Alpha-VLLM / Lumina-T2X

Lumina-T2X is a unified framework for Text to Any Modality Generation
MIT License
1.82k stars 74 forks source link

Training details about the t2v model. #63

Open HashimotoPatrickMu opened 2 weeks ago

HashimotoPatrickMu commented 2 weeks ago

Hi, I am currently using one A100 40 doing test on lumina-t2v model, may I ask the gpu type used for training the T2V model. And I also wonder the number of frames?

My implementation follows these steps:

  1. I followed the paper, added another flatten and unflatten operations along the frame dimension.
  2. In order to save time, I did the preprocessing separatedly before starting training, including llama and vae.
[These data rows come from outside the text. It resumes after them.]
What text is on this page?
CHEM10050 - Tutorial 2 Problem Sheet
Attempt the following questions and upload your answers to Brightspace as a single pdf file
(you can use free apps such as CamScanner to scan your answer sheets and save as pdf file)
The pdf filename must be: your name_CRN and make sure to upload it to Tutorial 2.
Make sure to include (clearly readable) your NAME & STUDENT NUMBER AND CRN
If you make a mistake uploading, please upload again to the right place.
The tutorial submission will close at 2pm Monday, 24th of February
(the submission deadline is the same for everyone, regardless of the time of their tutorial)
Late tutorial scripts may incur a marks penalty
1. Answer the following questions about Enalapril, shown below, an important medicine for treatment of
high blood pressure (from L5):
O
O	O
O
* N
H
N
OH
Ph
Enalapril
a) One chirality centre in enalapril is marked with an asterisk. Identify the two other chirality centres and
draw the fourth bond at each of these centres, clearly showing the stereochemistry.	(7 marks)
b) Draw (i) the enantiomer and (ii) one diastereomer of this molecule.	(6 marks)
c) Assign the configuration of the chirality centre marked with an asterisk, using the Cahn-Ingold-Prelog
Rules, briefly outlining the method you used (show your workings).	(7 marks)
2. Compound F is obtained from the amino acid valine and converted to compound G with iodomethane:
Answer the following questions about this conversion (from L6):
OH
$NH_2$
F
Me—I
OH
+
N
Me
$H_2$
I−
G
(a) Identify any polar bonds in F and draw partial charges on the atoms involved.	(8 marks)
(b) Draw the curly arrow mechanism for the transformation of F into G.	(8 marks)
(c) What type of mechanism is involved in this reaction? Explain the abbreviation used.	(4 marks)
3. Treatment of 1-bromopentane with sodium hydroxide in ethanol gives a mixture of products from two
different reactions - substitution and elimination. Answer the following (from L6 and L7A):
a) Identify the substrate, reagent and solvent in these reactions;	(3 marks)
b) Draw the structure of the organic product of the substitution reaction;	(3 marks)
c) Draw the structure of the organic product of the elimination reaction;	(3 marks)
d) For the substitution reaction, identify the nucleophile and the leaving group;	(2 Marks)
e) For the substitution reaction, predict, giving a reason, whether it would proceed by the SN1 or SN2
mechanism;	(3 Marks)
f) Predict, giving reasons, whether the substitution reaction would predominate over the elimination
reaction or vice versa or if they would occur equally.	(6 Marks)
But the vae is identical to the one used in t2i, so I worry it might not be able to capture enough temporal consistency.

In my testing, the video tensor stops at b=4,f=8,c=4,h=32,w=32 (after embedding) out of the memory issue. So it might be sort of impossible to even do the small-scale tests to verify your temporal-spatial merging method.

I am really interested in reading your training details, and the comparison between temporal-spatial dividing and merging strtegies. Your insights would be greatly helpful.

BurhanUlTayyab commented 2 weeks ago

+1